The most common way after a few googles searches to read a whole file into an std::string involves using std::getline
and appending a newline character to it after each line. This seems needless to me, but is there some performance or compatibility reason that this is ideal?
std::string Results;
std::ifstream ResultReader("file.txt");
while(ResultReader)
{
std::getline(ResultReader, Results);
Results.push_back('\n');
}
Another way I pieced together is to change the getline delimiter so it is something not in the file. The EOF char is seems unlikely to be in the middle of the file so that seems a likely candidate. This includes a cast so there is at least one reason not to do it, but this does read a file at once with no string concatenation. Presumably there is still some cost for the delimiter checks. Are there any other good reasons not to do this?
std::string Results;
std::ifstream ResultReader("file.txt");
std::getline(ResultReader, Results, (char)std::char_traits<char>::eof());
The cast means that on systems that define std::char_traits::eof() as something other than -1 might have problems. Is this a practical reason to not choose this over other methods that use std::getline
and string::push_pack('\n')
.
How does these compare to other ways of reading the file at once like in this question: Read whole ASCII file into C++ std::string
std::ifstream ResultReader("file.txt");
std::string Results((std::istreambuf_iterator<char>(ResultReader)),
std::istreambuf_iterator<char>());
It would seem this would be best. It offloads almost all the work onto the standard library which ought to be heavily optimized for the given platform. I see no reason for checks other than stream validity and the end of the file. Is this ideal or are there problems with this that are unseen.
Does the standard or do details of some implementation provide reasons to prefer some method over another? Have I missed some method that might prove ideal in a wide variety of circumstances?

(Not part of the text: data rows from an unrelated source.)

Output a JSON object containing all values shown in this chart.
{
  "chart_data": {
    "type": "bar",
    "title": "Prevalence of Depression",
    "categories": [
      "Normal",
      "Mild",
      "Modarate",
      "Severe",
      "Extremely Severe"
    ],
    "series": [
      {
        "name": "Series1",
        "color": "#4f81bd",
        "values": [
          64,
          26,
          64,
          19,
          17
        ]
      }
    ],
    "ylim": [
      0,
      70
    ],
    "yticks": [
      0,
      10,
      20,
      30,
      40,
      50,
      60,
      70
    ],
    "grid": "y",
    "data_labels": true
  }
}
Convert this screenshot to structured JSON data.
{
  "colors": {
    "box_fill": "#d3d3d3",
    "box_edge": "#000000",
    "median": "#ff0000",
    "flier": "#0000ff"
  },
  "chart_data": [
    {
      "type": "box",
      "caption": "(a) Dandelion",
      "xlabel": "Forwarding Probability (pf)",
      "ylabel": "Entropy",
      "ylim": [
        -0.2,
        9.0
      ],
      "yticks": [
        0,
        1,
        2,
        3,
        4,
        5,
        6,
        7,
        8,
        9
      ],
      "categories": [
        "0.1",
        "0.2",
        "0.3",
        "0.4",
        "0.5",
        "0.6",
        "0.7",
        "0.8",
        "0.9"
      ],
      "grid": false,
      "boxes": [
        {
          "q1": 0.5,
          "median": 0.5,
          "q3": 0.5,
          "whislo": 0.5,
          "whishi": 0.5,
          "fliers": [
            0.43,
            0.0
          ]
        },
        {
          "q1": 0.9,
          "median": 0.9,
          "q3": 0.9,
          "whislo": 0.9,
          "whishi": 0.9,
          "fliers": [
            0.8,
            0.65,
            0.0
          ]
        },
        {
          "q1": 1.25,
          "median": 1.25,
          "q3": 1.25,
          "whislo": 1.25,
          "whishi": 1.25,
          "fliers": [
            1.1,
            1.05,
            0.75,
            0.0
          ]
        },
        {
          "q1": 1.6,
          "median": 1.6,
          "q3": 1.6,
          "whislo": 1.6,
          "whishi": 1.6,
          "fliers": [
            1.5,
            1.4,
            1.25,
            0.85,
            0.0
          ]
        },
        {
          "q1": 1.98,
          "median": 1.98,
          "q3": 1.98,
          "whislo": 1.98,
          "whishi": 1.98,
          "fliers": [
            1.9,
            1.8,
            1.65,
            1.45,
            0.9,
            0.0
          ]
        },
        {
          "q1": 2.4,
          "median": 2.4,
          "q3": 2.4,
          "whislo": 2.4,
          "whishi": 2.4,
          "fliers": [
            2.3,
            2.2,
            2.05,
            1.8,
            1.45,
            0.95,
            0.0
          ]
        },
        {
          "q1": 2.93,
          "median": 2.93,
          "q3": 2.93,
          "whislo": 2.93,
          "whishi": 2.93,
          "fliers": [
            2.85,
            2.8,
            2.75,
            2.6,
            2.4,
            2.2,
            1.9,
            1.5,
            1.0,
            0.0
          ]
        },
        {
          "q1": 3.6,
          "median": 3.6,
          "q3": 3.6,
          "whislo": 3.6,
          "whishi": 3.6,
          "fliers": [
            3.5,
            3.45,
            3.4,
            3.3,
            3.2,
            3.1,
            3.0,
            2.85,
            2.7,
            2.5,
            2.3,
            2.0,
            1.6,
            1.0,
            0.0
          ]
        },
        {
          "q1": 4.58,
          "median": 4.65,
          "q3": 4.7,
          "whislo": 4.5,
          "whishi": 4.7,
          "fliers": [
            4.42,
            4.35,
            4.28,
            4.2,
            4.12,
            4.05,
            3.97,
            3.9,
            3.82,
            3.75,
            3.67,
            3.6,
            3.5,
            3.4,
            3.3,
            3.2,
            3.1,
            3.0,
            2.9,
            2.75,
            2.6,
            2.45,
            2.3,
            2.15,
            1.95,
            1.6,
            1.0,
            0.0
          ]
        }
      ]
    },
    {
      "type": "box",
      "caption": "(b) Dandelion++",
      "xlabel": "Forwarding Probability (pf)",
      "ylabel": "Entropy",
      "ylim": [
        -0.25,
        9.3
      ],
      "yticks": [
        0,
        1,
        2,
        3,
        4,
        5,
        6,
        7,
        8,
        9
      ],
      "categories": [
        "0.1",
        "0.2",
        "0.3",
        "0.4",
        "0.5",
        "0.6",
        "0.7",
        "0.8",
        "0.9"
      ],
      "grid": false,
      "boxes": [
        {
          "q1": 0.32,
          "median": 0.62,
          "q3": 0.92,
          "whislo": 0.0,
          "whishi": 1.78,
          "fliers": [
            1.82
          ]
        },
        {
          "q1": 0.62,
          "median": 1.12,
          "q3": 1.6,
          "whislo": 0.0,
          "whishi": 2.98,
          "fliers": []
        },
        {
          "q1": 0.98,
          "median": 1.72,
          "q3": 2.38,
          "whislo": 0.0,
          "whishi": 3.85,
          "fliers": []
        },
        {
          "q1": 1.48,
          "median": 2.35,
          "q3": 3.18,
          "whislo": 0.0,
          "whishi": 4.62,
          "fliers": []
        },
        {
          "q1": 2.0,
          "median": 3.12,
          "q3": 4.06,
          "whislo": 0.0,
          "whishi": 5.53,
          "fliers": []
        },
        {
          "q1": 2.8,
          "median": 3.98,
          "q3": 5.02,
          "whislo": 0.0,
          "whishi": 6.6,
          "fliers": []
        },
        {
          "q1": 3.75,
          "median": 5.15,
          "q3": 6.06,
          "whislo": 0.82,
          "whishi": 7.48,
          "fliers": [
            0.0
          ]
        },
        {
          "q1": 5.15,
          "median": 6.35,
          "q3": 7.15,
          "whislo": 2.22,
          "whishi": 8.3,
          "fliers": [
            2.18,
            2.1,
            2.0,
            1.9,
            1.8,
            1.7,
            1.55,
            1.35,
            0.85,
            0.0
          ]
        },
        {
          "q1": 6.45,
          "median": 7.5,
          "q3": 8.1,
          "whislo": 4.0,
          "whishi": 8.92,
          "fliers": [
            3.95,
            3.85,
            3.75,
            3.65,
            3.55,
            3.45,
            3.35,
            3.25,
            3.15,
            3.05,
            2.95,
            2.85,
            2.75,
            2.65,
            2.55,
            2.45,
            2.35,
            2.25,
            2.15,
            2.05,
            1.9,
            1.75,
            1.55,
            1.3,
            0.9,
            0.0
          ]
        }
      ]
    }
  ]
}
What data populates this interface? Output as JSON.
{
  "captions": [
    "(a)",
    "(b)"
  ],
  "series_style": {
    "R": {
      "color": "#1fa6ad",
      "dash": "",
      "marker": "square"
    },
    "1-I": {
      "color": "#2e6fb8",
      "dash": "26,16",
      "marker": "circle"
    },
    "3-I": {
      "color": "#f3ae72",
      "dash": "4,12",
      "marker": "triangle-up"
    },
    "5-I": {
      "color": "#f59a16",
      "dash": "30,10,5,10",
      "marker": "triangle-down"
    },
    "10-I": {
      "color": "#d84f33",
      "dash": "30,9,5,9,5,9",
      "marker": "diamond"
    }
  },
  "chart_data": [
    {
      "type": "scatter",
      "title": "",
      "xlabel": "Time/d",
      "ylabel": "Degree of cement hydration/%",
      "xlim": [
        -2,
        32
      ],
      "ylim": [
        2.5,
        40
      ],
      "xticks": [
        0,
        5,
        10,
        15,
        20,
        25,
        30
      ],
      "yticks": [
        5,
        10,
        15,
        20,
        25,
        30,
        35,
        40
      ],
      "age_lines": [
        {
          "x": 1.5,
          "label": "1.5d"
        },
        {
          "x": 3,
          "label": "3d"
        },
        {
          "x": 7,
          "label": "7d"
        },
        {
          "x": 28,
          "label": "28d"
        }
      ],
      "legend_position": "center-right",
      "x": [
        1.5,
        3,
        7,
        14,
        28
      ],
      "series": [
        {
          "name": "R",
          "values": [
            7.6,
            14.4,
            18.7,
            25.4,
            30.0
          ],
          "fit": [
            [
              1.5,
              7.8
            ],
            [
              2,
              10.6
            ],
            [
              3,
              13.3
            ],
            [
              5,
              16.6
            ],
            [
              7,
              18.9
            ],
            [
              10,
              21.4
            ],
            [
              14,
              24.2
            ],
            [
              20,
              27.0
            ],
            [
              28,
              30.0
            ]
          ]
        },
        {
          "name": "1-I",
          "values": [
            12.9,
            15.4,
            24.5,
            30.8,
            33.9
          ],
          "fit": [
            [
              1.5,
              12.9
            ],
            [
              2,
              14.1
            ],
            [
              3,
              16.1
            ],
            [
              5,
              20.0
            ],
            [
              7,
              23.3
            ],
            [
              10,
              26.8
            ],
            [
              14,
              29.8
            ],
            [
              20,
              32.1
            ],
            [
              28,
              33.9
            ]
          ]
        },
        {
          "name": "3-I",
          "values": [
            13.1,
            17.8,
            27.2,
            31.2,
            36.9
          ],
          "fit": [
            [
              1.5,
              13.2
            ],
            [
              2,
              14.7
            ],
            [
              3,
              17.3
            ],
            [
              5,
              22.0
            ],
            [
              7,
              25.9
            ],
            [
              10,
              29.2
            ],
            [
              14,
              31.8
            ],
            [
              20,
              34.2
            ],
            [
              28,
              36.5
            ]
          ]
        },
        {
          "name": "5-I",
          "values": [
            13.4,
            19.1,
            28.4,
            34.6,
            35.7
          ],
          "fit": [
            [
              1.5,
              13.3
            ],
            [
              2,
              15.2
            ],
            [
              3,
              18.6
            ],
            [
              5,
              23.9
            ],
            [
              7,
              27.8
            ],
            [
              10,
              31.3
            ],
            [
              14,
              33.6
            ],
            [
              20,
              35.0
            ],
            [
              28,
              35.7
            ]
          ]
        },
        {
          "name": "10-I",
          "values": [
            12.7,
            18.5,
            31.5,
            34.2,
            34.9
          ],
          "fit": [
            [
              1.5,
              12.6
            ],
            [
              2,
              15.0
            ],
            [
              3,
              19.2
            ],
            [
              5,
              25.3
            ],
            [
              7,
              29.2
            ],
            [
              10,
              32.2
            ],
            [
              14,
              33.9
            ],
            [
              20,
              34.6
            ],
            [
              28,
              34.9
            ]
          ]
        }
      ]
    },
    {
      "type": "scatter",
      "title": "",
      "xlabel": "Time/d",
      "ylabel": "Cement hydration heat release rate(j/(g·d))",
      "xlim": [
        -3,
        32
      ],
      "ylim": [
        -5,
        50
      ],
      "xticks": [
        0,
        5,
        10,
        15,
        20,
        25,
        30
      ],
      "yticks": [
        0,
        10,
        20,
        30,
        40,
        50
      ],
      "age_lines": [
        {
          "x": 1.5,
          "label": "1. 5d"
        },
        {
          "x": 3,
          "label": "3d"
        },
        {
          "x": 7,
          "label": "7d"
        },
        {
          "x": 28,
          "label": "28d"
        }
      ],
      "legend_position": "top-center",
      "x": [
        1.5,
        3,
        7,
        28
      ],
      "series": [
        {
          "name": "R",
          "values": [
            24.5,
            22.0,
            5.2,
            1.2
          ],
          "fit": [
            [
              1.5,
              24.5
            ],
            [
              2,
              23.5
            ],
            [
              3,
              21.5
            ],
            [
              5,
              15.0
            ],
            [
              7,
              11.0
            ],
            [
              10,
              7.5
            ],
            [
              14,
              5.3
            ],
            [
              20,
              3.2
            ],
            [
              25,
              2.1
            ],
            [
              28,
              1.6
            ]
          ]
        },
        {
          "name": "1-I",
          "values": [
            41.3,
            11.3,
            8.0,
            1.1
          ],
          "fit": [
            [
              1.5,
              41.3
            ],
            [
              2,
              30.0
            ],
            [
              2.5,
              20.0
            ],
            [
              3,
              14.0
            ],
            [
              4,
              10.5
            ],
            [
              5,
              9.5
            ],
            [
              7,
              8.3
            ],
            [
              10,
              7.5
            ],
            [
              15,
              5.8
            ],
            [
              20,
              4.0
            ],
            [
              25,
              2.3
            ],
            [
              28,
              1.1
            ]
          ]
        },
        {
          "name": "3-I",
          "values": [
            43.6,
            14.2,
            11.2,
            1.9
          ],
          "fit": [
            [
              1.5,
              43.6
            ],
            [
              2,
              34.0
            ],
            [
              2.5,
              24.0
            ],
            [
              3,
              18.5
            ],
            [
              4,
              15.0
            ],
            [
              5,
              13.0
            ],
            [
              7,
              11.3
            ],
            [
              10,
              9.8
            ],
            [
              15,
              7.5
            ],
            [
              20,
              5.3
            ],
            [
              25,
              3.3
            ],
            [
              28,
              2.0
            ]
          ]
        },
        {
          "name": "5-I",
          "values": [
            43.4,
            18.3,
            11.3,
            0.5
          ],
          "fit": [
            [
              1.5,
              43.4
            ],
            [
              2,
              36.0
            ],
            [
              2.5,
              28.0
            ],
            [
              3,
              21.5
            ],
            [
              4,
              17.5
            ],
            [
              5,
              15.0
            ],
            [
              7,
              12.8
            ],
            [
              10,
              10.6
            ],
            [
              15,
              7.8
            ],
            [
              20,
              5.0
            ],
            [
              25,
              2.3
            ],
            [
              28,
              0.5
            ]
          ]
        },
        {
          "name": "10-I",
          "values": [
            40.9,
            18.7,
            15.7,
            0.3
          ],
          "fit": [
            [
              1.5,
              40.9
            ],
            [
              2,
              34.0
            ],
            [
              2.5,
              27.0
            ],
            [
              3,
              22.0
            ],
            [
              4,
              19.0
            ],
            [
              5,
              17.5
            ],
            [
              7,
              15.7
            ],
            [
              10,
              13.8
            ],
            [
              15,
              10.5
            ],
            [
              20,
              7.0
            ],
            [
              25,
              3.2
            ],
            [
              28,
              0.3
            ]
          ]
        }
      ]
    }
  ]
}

What is a simplest, most idiomatic, best performing and standard compliant way of reading a whole file into an std::string
?
EDIT - 2 This question has prompted me to write a small suite of benchmarks. They are MIT license and available on github at: https://github.com/Sqeaky/CppFileToStringExperiments
Fastest - TellSeekRead and CTellSeekRead- These have the system provide an easy to get the size and reads the file in one go.
Faster - Getline Appending and Eof - The checking of chars does not seem to impose any cost.
Fast - RdbufMove and Rdbuf - The std::move seems to make no difference in release.
Slow - Iterator, BackInsertIterator and AssignIterator - Something is wrong with iterators and input streams. The work great in memory, but not here. That said some of these are faster than others.
I have added every method suggested so far, including those in links. I would appreciate if someone could run this on windows and with other compilers. I currently do not have access to a machine with NTFS and it has been noted that this and compiler details could be important.
As for measuring simplicity and idiomatic-ness how do we measure these objectively? Simplicity seems doable, perhaps use something line LOCs and Cyclomatic complexity, but how idiomatic something is seems purely subjective.